For each 50μl of reaction, mix the following reagents :
- 1 µL of plasmid
- 1 µL of dNTPs (10mM)
- 2.5 µL of each primer mix (10µM)
- 10 µL of Q5 buffer (5X)
- 0,5 µL of Q5 high fidelity polymerase
- 32,5 µL of nuclease free water
Mix gently and aliquot 50 μl of the mix into the PCR tubes on ice. Perform PCR as follow:
| Step | Temperature | Time |
|---|---|---|
| Initial denaturation | 98°C | 30sec |
| 30 cycles | 98°C | 10sec |
| Tm | 20sec | |
| 72°C | t | |
| Final Extension | 72°C | 2min |
| Hold | 4°C | $\infty$ |
Primers used were:
| Matrix | gblock FKBP in pJET clones 3, 4 and 5 | gblock 2.2 in pUC19 | |
|---|---|---|---|
| Primers | iPS145 and iPS146 | iPS147 and iPS84 | |
| Tm | 62°C | 70°C | |
| t | 15 sec | 15 sec | 30 sec |
Colony PCR of 32 clones containing dCas9 NM - GFP 10 in pSB1C3
Maxence
Transformed cells which had been grown overnight were used for colony PCR. For that purpose, 16 clones containing dCas9 NM - GFP 10 obtained by Q5 amplification and 16 clones containing dCas9 NM - GFP 10 obtained by Phusion amplification were screened and used for the usual protocol of Colony PCR. The same colonies were also plated on Petri dish containing solid LB + 30 µg/mL Cm and liquid cultures (LB + 30 µg/mL Cm) were made from these clones.

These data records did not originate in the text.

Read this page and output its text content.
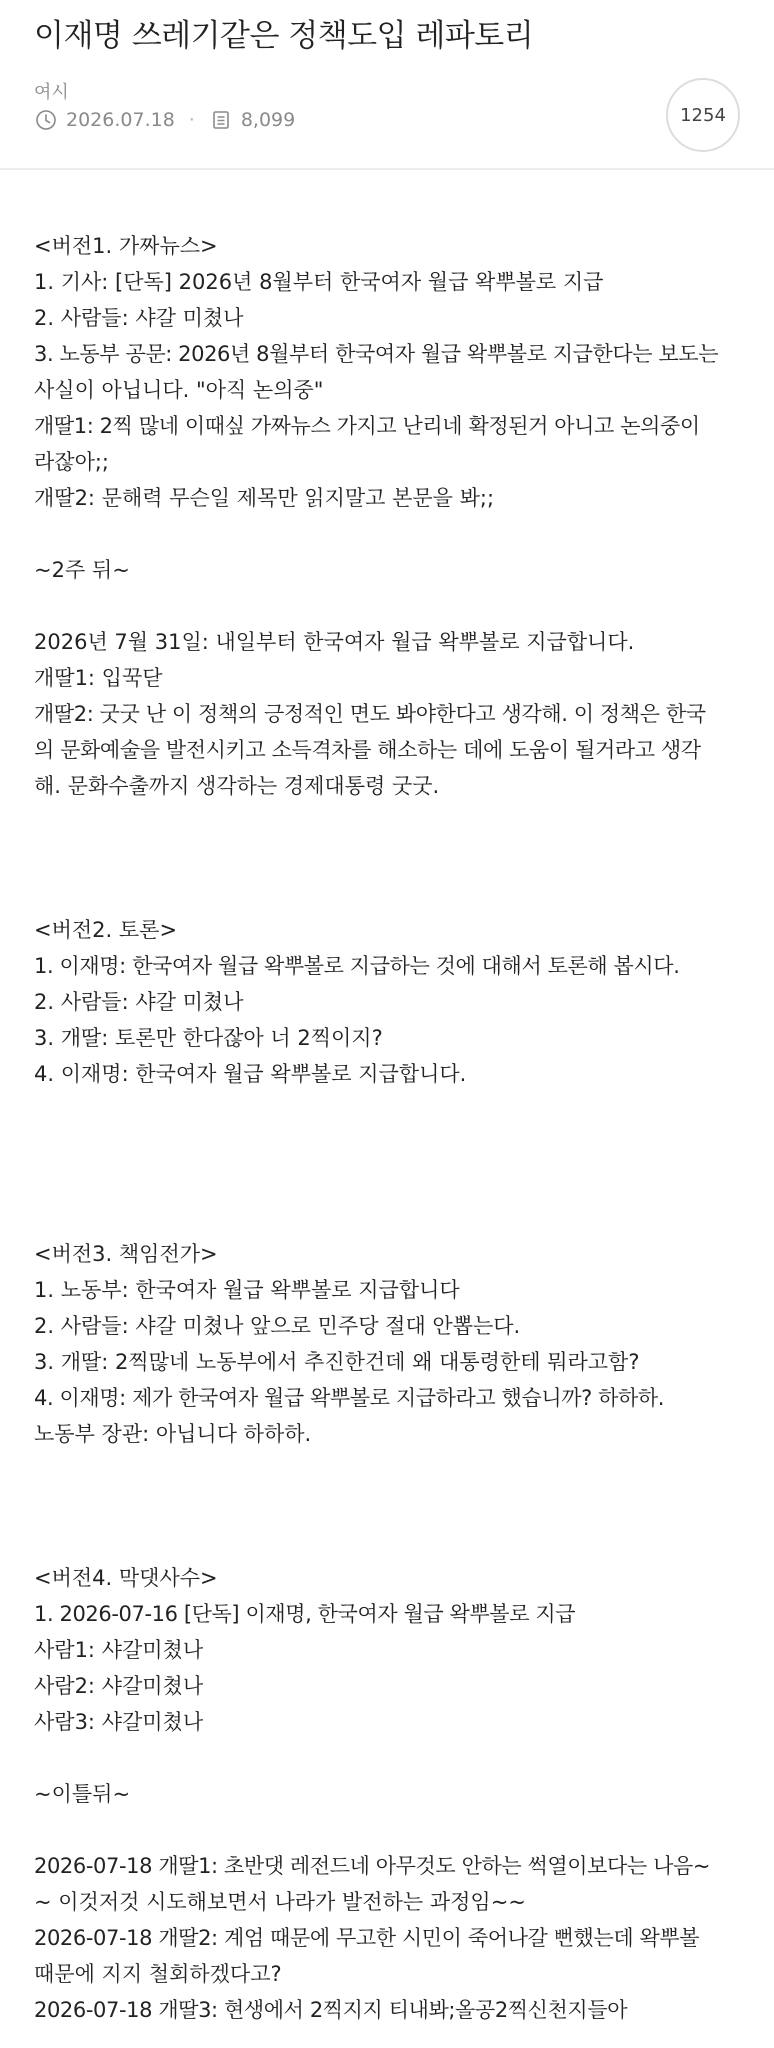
이재명 쓰레기같은 정책도입 레파토리
여시
2026.07.18 · 8,099	1254
<버전1. 가짜뉴스>
1. 기사: [단독] 2026년 8월부터 한국여자 월급 왁뿌볼로 지급
2. 사람들: 샤갈 미쳤나
3. 노동부 공문: 2026년 8월부터 한국여자 월급 왁뿌볼로 지급한다는 보도는
사실이 아닙니다. "아직 논의중"
개딸1: 2찍 많네 이때싶 가짜뉴스 가지고 난리네 확정된거 아니고 논의중이
라잖아;;
개딸2: 문해력 무슨일 제목만 읽지말고 본문을 봐;;
~2주 뒤~
2026년 7월 31일: 내일부터 한국여자 월급 왁뿌볼로 지급합니다.
개딸1: 입꾹닫
개딸2: 굿굿 난 이 정책의 긍정적인 면도 봐야한다고 생각해. 이 정책은 한국
의 문화예술을 발전시키고 소득격차를 해소하는 데에 도움이 될거라고 생각
해. 문화수출까지 생각하는 경제대통령 굿굿.
<버전2. 토론>
1. 이재명: 한국여자 월급 왁뿌볼로 지급하는 것에 대해서 토론해 봅시다.
2. 사람들: 샤갈 미쳤나
3. 개딸: 토론만 한다잖아 너 2찍이지?
4. 이재명: 한국여자 월급 왁뿌볼로 지급합니다.
<버전3. 책임전가>
1. 노동부: 한국여자 월급 왁뿌볼로 지급합니다
2. 사람들: 샤갈 미쳤나 앞으로 민주당 절대 안뽑는다.
3. 개딸: 2찍많네 노동부에서 추진한건데 왜 대통령한테 뭐라고함?
4. 이재명: 제가 한국여자 월급 왁뿌볼로 지급하라고 했습니까? 하하하.
노동부 장관: 아닙니다 하하하.
<버전4. 막댓사수>
1. 2026-07-16 [단독] 이재명, 한국여자 월급 왁뿌볼로 지급
사람1: 샤갈미쳤나
사람2: 샤갈미쳤나
사람3: 샤갈미쳤나
~이틀뒤~
2026-07-18 개딸1: 초반댓 레전드네 아무것도 안하는 썩열이보다는 나음~
~ 이것저것 시도해보면서 나라가 발전하는 과정임~~
2026-07-18 개딸2: 계엄 때문에 무고한 시민이 죽어나갈 뻔했는데 왁뿌볼
때문에 지지 철회하겠다고?
2026-07-18 개딸3: 현생에서 2찍지지 티내봐;올공2찍신천지들아
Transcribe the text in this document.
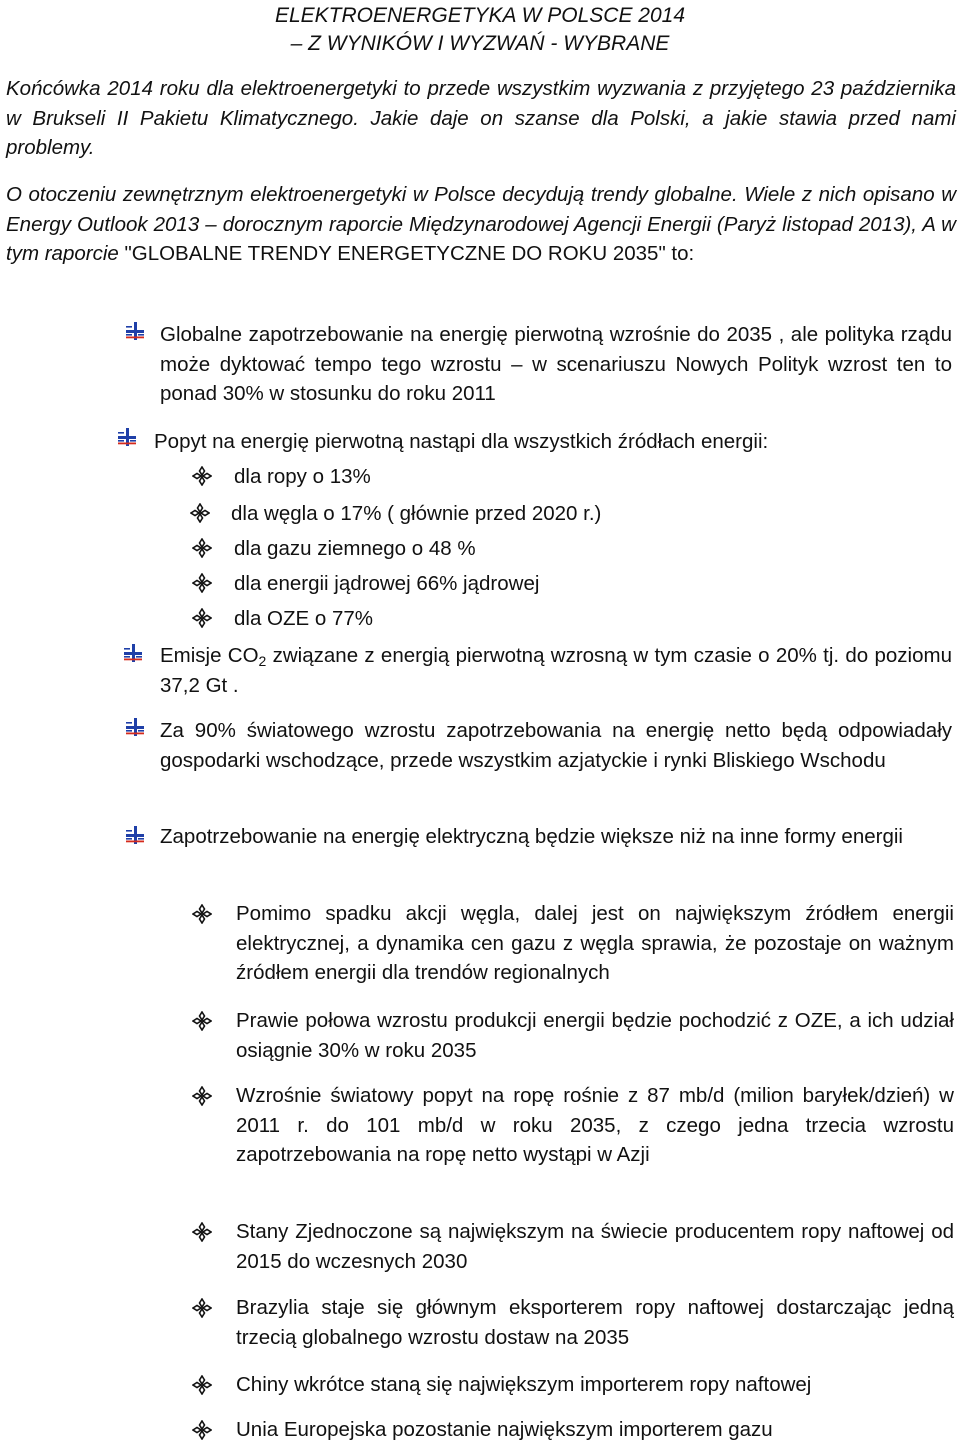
ELEKTROENERGETYKA W POLSCE 2014
– Z WYNIKÓW I WYZWAŃ - WYBRANE

Końcówka 2014 roku dla elektroenergetyki to przede wszystkim wyzwania z przyjętego 23 października w Brukseli II Pakietu Klimatycznego. Jakie daje on szanse dla Polski, a jakie stawia przed nami problemy.

O otoczeniu zewnętrznym elektroenergetyki w Polsce decydują trendy globalne. Wiele z nich opisano w Energy Outlook 2013 – dorocznym raporcie Międzynarodowej Agencji Energii (Paryż listopad 2013), A w tym raporcie "GLOBALNE TRENDY ENERGETYCZNE DO ROKU 2035" to:

Globalne zapotrzebowanie na energię pierwotną wzrośnie do 2035 , ale polityka rządu może dyktować tempo tego wzrostu – w scenariuszu Nowych Polityk wzrost ten to ponad 30% w stosunku do roku 2011

Popyt na energię pierwotną nastąpi dla wszystkich źródłach energii:

dla ropy o 13%

dla węgla o 17% ( głównie przed 2020 r.)

dla gazu ziemnego o 48 %

dla energii jądrowej 66% jądrowej

dla OZE o 77%

Emisje $CO_2$ związane z energią pierwotną wzrosną w tym czasie o 20% tj. do poziomu 37,2 Gt .

Za 90% światowego wzrostu zapotrzebowania na energię netto będą odpowiadały gospodarki wschodzące, przede wszystkim azjatyckie i rynki Bliskiego Wschodu

Zapotrzebowanie na energię elektryczną będzie większe niż na inne formy energii

Pomimo spadku akcji węgla, dalej jest on największym źródłem energii elektrycznej, a dynamika cen gazu z węgla sprawia, że pozostaje on ważnym źródłem energii dla trendów regionalnych

Prawie połowa wzrostu produkcji energii będzie pochodzić z OZE, a ich udział osiągnie 30% w roku 2035

Wzrośnie światowy popyt na ropę rośnie z 87 mb/d (milion baryłek/dzień) w 2011 r. do 101 mb/d w roku 2035, z czego jedna trzecia wzrostu zapotrzebowania na ropę netto wystąpi w Azji

Stany Zjednoczone są największym na świecie producentem ropy naftowej od 2015 do wczesnych 2030

Brazylia staje się głównym eksporterem ropy naftowej dostarczając jedną trzecią globalnego wzrostu dostaw na 2035

Chiny wkrótce staną się największym importerem ropy naftowej

Unia Europejska pozostanie największym importerem gazu
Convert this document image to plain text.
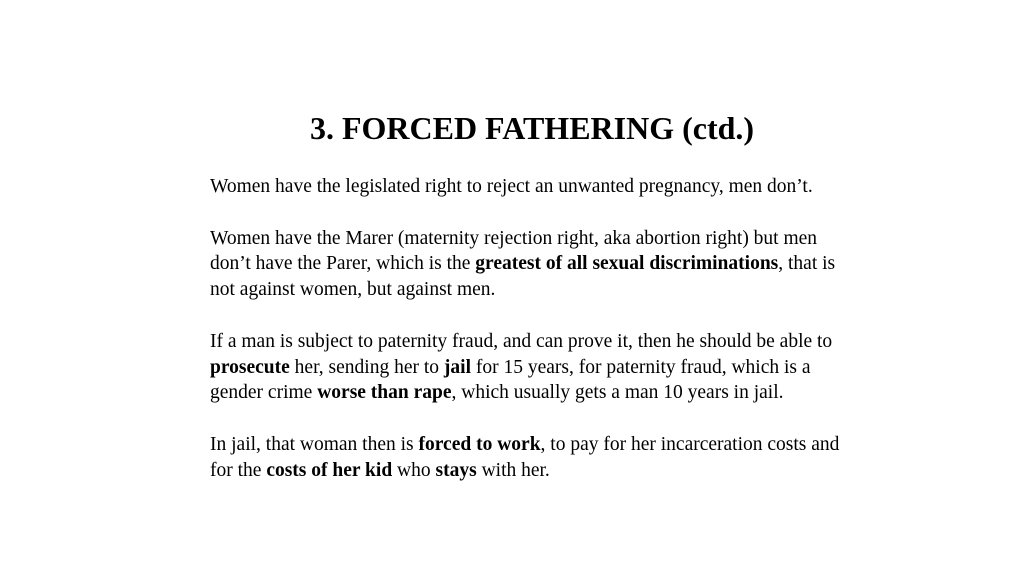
3. FORCED FATHERING (ctd.)

Women have the legislated right to reject an unwanted pregnancy, men don’t.

Women have the Marer (maternity rejection right, aka abortion right) but men don’t have the Parer, which is the greatest of all sexual discriminations, that is not against women, but against men.

If a man is subject to paternity fraud, and can prove it, then he should be able to prosecute her, sending her to jail for 15 years, for paternity fraud, which is a gender crime worse than rape, which usually gets a man 10 years in jail.

In jail, that woman then is forced to work, to pay for her incarceration costs and for the costs of her kid who stays with her.
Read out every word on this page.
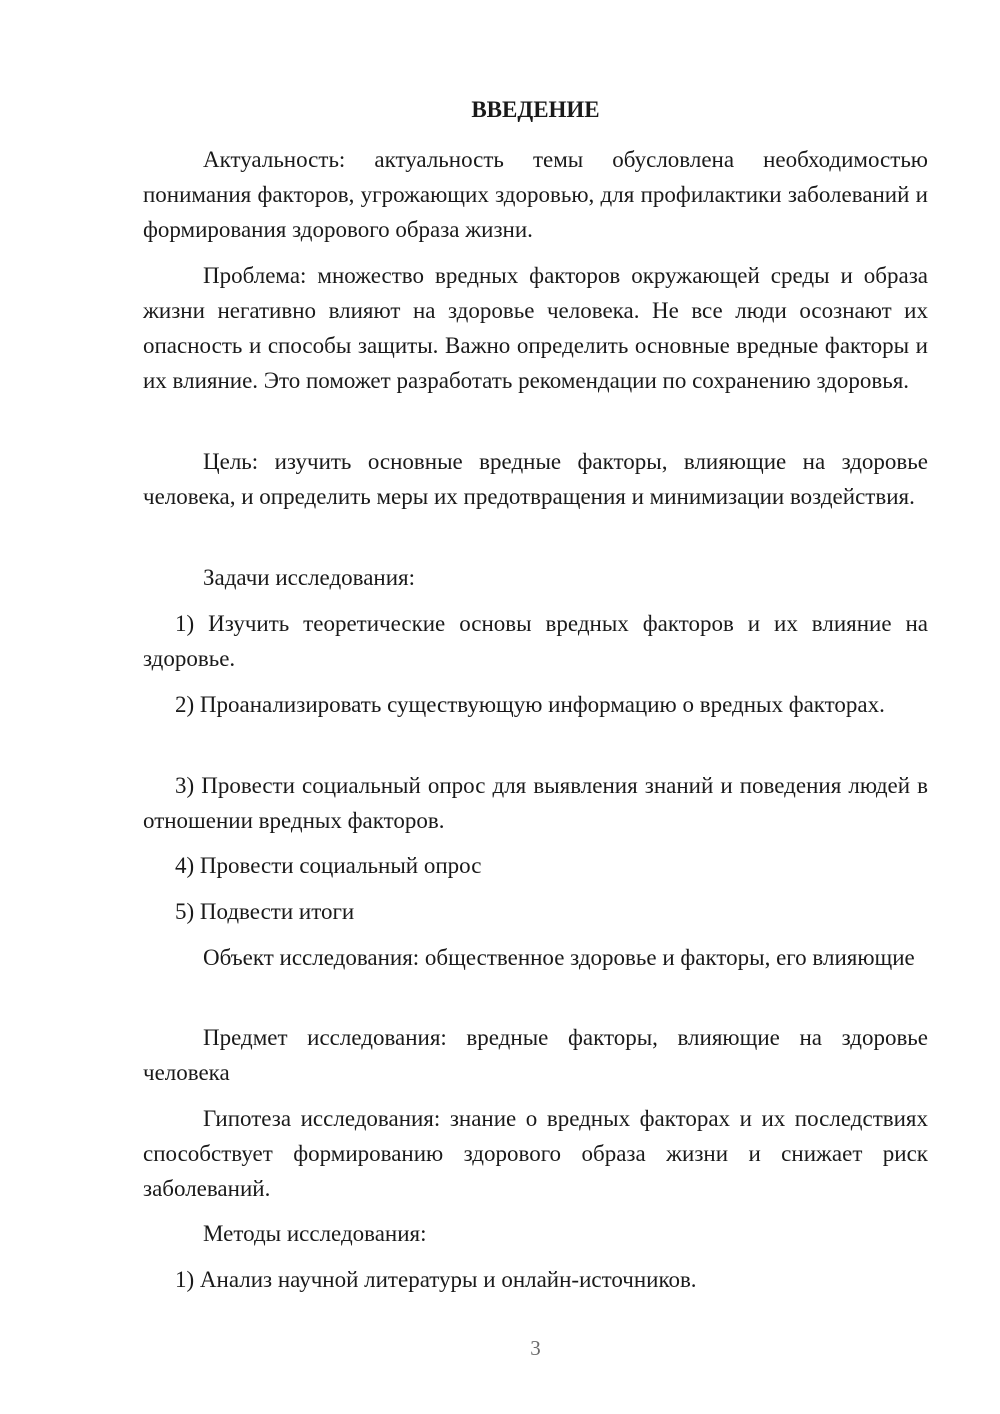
ВВЕДЕНИЕ

Актуальность: актуальность темы обусловлена необходимостью понимания факторов, угрожающих здоровью, для профилактики заболеваний и формирования здорового образа жизни.

Проблема: множество вредных факторов окружающей среды и образа жизни негативно влияют на здоровье человека. Не все люди осознают их опасность и способы защиты. Важно определить основные вредные факторы и их влияние. Это поможет разработать рекомендации по сохранению здоровья.

Цель: изучить основные вредные факторы, влияющие на здоровье человека, и определить меры их предотвращения и минимизации воздействия.

Задачи исследования:

1) Изучить теоретические основы вредных факторов и их влияние на здоровье.

2) Проанализировать существующую информацию о вредных факторах.

3) Провести социальный опрос для выявления знаний и поведения людей в отношении вредных факторов.

4) Провести социальный опрос

5) Подвести итоги

Объект исследования: общественное здоровье и факторы, его влияющие

Предмет исследования: вредные факторы, влияющие на здоровье человека

Гипотеза исследования: знание о вредных факторах и их последствиях способствует формированию здорового образа жизни и снижает риск заболеваний.

Методы исследования:

1) Анализ научной литературы и онлайн-источников.

3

Both petri dishes and liquid cultures were grown at 37°C.
For each clones contained in 20 μl water, 4.13 μL of the following mix were added :
- 2.5 µL DreamTaq Buffer
- 0.5 µL of dNTPs (10mM)
- 1 µL of each primer mix (10µM)
- 0.13 μl of DreamTaq Pol
PCR was performed as follow:
| Step | Temperature | Time |
|---|---|---|
| Initial denaturation | 95°C | 3 min |
| 30 cycles | 95°C | 30 sec |
| Tm | 30 sec | |
| 72°C | t | |
| Final Extension | 72°C | 7 min |
| Hold | 4°C | $\infinity\$ |
Primers used were:
| Matrix | Clones containing dCas9 NM - GFP 10 in pSB1C3 |
|---|---|
| Primers | iPS83 and iPS84 |
| Tm | 63.6°C |
| t | 1 min 30 |
After amplification, 3 µL of each PCR products and 5 µL of DNA ladder were placed in wells and migrated at 100V during 30 min.
PCR products expected were :
| PCR products | Expected band size (bp) |
|---|---|
| dCas9 NM - GFP 10 - pSB1C3 | 3688 |
GEL GEL GEL
Samples preparation for sequencing
by Maxence
20 µL of plasmides dCas9 ST - GFP 11 (clones 6 and 8) were sent to be sequenced. 20 µL of the primers iPS168 (5µM), iPS169 (5µM) and iPS171 (5µM) were sent for sequencing.